The banks exposed to the foreclosure fraud scandal are getting hit hard today amid a devastating report that suggests Bank of America Corporation (BAC) has exposure to faulty mortgages that could lead to a its share price being cut in half.
Manal Mehta at Branch Hill Capital created a presentation in August outlining extensive problems in the mortgage market, including Bank of America Coporation’s (BAC) potential exposure to the crisis. Bank of America (BAC), according to the report, does not have reserves to deal with the magnitude of mortgages it may have to put back on its balance sheet. The report shows how BAC could face losses of $74 billion pertaining to repurchase of mortgages that cannot be foreclosed on. The presentation reaches the conclusion that the share price of BAC could very well be halved when it is all said and done. Bank of America has lost 13% in the last three trading days.
Bank of America Corporation (BAC) is not the only bank exposed to the snow-balling crisis. JP Morgan Chase & Co. (JPM), Wells Fargo & Company (WFC) and Citigroup Inc. (C) have also each lost around 10% in the last three days. Its a matter of time before someone comes out with a damning report specific to these big banks embroiled in the fraud. Felix Salmon makes the assertion that due to the far reaching implications of the foreclosure mess, the final toll could dwarf the Goldman Sachs Croup Inc. (GS) ABACUS dealings.

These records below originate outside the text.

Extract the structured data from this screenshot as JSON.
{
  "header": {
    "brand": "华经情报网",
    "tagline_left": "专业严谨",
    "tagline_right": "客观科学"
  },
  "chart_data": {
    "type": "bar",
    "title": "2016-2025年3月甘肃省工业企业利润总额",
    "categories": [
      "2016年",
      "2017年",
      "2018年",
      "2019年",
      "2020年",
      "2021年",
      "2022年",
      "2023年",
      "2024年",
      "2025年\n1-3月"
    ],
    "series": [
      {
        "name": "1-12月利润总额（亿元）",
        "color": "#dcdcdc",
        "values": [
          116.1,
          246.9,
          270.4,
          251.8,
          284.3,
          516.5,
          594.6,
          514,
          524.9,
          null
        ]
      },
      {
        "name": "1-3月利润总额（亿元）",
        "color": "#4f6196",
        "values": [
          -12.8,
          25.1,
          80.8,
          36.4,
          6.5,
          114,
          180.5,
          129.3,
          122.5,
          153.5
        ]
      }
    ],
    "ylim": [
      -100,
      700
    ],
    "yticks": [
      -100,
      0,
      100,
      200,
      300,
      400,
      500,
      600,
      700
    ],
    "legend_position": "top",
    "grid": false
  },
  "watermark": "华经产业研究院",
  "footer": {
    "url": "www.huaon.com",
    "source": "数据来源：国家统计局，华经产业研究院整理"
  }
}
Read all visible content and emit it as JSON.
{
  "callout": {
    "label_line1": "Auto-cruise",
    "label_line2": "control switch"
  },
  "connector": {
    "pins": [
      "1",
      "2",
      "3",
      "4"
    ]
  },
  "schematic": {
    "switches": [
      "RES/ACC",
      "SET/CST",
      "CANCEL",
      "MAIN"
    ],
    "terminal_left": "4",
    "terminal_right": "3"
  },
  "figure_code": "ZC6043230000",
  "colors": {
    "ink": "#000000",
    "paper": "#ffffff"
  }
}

The banks exposed to the foreclosure crisis are falling knife you should definitely not try to catch. The foreclosure crisis feels like the BP oil spill right now: the extent of the damage is becoming more clear with each passing day, and leaders and executives are trying to keep the full truth from coming out. Even after the hole gets plugged, the housing market is going to be stuck in the sludge for a long time.